The thing is, it's hard to come up with a formula like above, and the coefficients will vary a lot based on what processor you run your program on.

To simplify this, computer scientists only talk about how the algorithm's speed *scales* when $n$ gets very large. The biggest-order term always kills the other terms when $n$ gets very large (plug in n=1,000,000). This happens no matter what coefficients you have. You can see that when n=1,000,000, the $n^2$ term dominates even though it has a much smaller coefficient:

So computer scientists only talk about the biggest term, without any coefficients. The above algorithm has $n^2$ as the biggest term, so we say that:

$\notag \text{Time Complexity}= O(n^2)$

This is called Big O notation. Verbally, you say that the algorithm takes "on the order of $n^2$ operations". In other words, the amount of time the algorithm takes to run scales with the term $n^2$.

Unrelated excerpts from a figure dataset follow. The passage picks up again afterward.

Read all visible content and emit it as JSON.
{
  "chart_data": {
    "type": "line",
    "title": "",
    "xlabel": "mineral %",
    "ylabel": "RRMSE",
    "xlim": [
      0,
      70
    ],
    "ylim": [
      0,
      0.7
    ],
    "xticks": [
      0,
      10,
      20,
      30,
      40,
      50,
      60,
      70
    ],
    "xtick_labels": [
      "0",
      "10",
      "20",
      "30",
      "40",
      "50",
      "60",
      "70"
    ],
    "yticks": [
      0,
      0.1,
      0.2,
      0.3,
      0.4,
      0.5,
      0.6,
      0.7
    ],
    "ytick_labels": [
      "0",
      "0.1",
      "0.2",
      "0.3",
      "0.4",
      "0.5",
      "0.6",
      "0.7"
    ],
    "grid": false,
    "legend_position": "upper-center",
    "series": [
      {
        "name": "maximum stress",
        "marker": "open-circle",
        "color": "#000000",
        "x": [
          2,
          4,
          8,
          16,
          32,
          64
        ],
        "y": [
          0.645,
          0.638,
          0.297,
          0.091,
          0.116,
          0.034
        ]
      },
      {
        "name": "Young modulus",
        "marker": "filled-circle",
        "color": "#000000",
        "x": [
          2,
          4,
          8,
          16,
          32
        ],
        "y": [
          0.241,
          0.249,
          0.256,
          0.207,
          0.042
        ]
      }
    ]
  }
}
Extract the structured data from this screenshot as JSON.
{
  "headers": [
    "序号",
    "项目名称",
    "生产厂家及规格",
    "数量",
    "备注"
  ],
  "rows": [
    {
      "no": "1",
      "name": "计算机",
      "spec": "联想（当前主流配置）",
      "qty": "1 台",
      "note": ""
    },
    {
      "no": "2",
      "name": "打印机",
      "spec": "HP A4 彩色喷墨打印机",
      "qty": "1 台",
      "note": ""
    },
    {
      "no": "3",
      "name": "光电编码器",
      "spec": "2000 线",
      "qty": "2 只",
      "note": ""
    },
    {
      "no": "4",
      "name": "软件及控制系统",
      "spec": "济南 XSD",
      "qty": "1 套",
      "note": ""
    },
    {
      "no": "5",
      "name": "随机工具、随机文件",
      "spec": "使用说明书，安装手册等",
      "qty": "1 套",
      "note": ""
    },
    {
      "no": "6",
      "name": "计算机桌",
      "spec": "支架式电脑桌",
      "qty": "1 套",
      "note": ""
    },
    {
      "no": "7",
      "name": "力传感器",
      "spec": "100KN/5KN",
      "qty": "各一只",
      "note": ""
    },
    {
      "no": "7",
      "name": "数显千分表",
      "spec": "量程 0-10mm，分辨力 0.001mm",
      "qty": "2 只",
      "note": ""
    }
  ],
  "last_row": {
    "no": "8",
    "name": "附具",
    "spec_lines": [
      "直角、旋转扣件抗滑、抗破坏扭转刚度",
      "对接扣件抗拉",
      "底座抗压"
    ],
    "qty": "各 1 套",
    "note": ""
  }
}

Computer scientists describe memory based on how it scales too. If your program needs $200n + 5$ units of storage, then computer scientists say $\text{Space Complexity} = O(n)$.

There's a common confusion people have. People will intuitively know that something that takes $n$ operations is $O(n)$. But many people get confused that something that takes, say, $2n$ operations is still $O(n)$, or something that takes 26 operations is $O(1)$.

The answer is that Big O is just a ballpark estimate of how your function grows. Which power of $n$ does it grow with? If it doesn't grow at all, then grows just like the number 1 grows (not at all), so it's $O(1)$, the 0th power of n.

If it grows as some percent of $n$, it grows as $O(n)$. Some square and it's $O(n^2)$. If it grows with $\log n$, it's $O(\log n)$. And so on. It's just a ballpark estimate, a big mistake is to try and overly formalize it or overcomplicate it. It should be intuitive.

If you build a size 10,000 array, you must have done at least 10,000 operations. But if you did 10,000 operations, you might not have used 10,000 slots of memory. Your $\text{Time Complexity}$ will *always* be greater than or equal to your $\text{Space Complexity}$.

This picture might give you an intuitive sense of this. You can reuse space, but not time. This is ultimately because in our universe, you can go back in space, but you can't go back in time.

It will *always* be true that $\text{Total Time} \ge \text{Total Space}$, even if you're writing parallel algorithms (which don't show up in interviews), because a parallel algorithm is just made of many single-processor algorithms.
This is why you usually assume infinite memory in most problems, and why limited memory problems like in-place sorting are arguably not very interesting. Time limits space, so time is more interesting.